Add another mark to the tally of how similar Mars is to Earth. While evidence continues to mount for water on the Red Planet, an unexpected new piece of research has found that it may have a continental-like crust once thought unique to Earth, suggesting it had tectonic activity long ago, possibly in its first 100 million years.
It may also rule out the theory that Mars experienced a large impact early in its history, resulting in its northern hemisphere being much lower than the southern hemisphere.
The intriguing discovery, published in Nature Geoscience, was made by Violaine Sautter of the Museum of Natural History in Paris and her colleagues. They analyzed data from 20 rocks studied by the ChemCam instrument on the Curiosity rover and suggested that they originated from a continental crust, rather than basaltic rock, due to the abundance of silica which is similar to what we observe in our own continental crust.

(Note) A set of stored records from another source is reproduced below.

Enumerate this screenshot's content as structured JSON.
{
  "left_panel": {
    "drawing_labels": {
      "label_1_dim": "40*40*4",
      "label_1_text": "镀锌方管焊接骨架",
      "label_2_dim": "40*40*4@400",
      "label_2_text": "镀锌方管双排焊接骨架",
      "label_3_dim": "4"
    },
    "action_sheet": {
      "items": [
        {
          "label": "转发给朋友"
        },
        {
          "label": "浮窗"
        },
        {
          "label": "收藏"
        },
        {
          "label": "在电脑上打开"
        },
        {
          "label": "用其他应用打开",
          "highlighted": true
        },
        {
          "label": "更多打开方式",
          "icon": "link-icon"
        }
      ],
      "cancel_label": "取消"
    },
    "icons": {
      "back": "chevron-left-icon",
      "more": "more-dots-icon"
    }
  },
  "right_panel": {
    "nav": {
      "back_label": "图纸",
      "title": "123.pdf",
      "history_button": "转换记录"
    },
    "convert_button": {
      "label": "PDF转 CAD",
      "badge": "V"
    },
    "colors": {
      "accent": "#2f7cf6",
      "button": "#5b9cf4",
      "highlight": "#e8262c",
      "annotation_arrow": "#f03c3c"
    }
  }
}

On Earth, our continental crust is thought to have originated from the movement of magma when plate tectonics first formed billions of years ago. Previously, the crust on Mars was thought to be one piece – that is, unlike Earth, it had no tectonic plates that shifted on the surface. But this latest evidence suggests otherwise. Tectonic activity on Mars would have occurred “very early” Sautter notes, roughly from the time of its formation 4.57 billion years ago to 4.47 billion years ago.
“It is very important, because Mars is supposed to be a basalt covered world,” Sautter told IFLScience. Until now, it had been impossible to find evidence for a continental crust from orbit, but Curiosity’s location – Gale Crater – is unique in that it is deep, giving a cross section across the geological history on Mars, and it is also at the border of the northern and southern hemispheres.

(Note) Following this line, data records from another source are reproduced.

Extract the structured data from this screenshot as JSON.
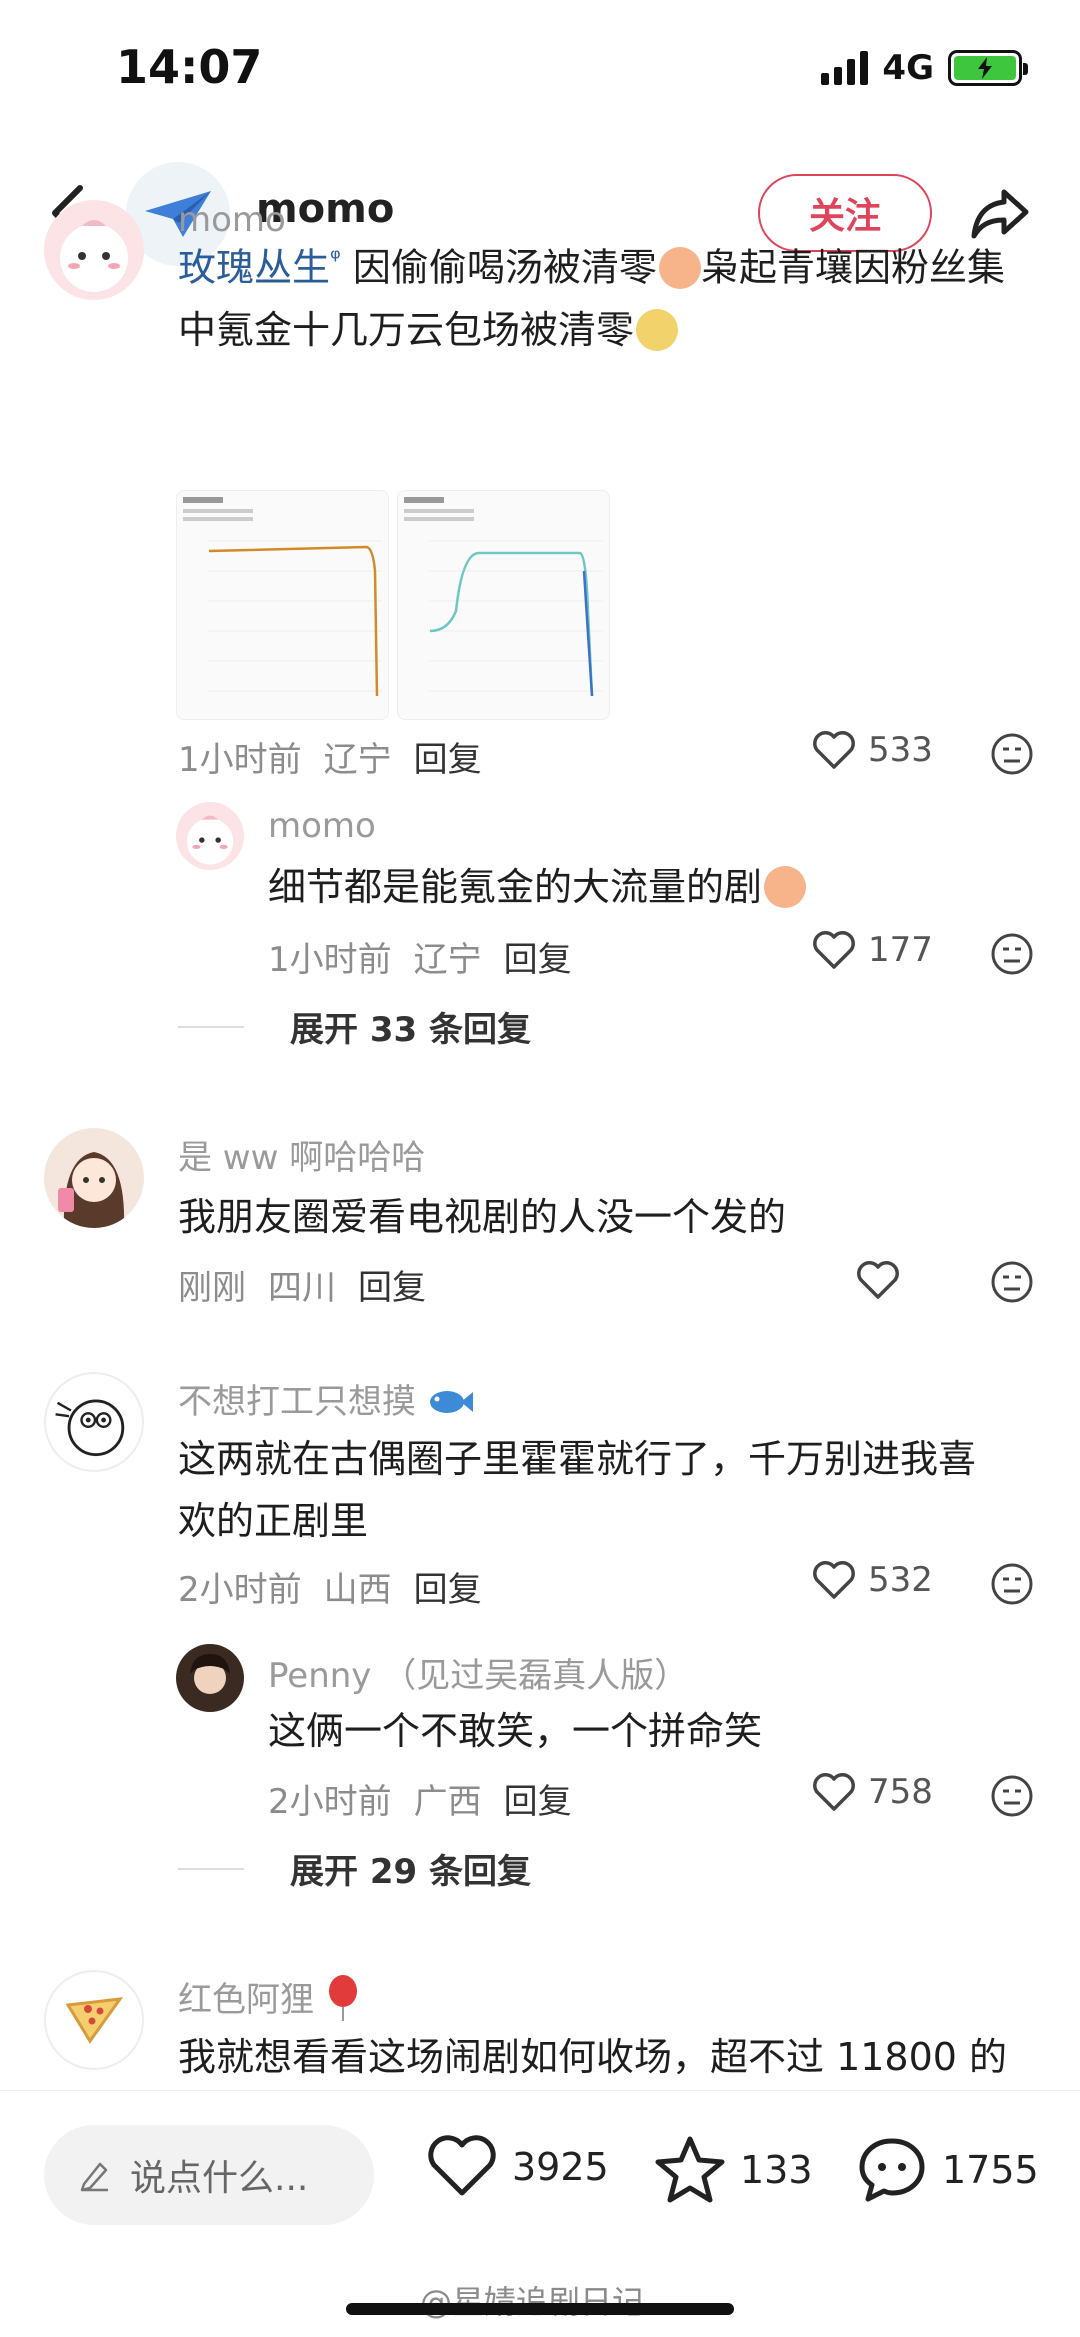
{
  "status": {
    "time": "14:07",
    "network": "4G"
  },
  "header": {
    "name": "momo",
    "follow_label": "关注"
  },
  "comments": [
    {
      "user": "momo",
      "topic": "玫瑰丛生",
      "text1": "因偷偷喝汤被清零",
      "text2": "枭起青壤因粉丝集中氪金十几万云包场被清零",
      "time": "1小时前",
      "location": "辽宁",
      "reply": "回复",
      "likes": "533",
      "replies": [
        {
          "user": "momo",
          "text": "细节都是能氪金的大流量的剧",
          "time": "1小时前",
          "location": "辽宁",
          "reply": "回复",
          "likes": "177"
        }
      ],
      "expand": "展开 33 条回复"
    },
    {
      "user": "是 ww 啊哈哈哈",
      "text": "我朋友圈爱看电视剧的人没一个发的",
      "time": "刚刚",
      "location": "四川",
      "reply": "回复"
    },
    {
      "user": "不想打工只想摸",
      "text_l1": "这两就在古偶圈子里霍霍就行了，千万别进我喜",
      "text_l2": "欢的正剧里",
      "time": "2小时前",
      "location": "山西",
      "reply": "回复",
      "likes": "532",
      "replies": [
        {
          "user": "Penny （见过吴磊真人版）",
          "text": "这俩一个不敢笑，一个拼命笑",
          "time": "2小时前",
          "location": "广西",
          "reply": "回复",
          "likes": "758"
        }
      ],
      "expand": "展开 29 条回复"
    },
    {
      "user": "红色阿狸",
      "text": "我就想看看这场闹剧如何收场，超不过 11800 的"
    }
  ],
  "bottom": {
    "input_placeholder": "说点什么...",
    "likes": "3925",
    "stars": "133",
    "comments": "1755"
  },
  "watermark": "@星婧追剧日记",
  "colors": {
    "accent": "#e0445a",
    "topic": "#2b5d9a",
    "battery": "#3ec73e"
  }
}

This is important, because the hemispheres pose a problem. For some reason, the northern hemisphere is several kilometers below the southern hemisphere, appearing as a large depression. The predominant theory had been that Mars was struck by a Pluto-sized body four billion years ago, but this discovery may suggest otherwise. “To some extent yes, this paper [rules out a large impact],” Sautter explained.
The continental crust, rich in silica and feldspar, could explain the different altitudes of the two hemispheres. Sautter explains that it may be the result of an “internal reason” under the surface of Mars, such as the non-symmetrical transfer of heat, “not by an external [event] such as a giant impact.” Sautter estimates that the continental crust would extend 50 to 70 kilometers (30 to 45 miles) below the surface, and the researchers note in theirpaper that parts of it could have melted into a “hot and soft lithosphere” on the Red Planet.
The presence of a continental crust will require further research before it can be confirmed though. This might be possible on NASA’s upcoming InSight mission, which will land in September 2016 and drill five meters (16 feet) into the ground. If it is present, it poses further questions about just how Earth-like Mars once was.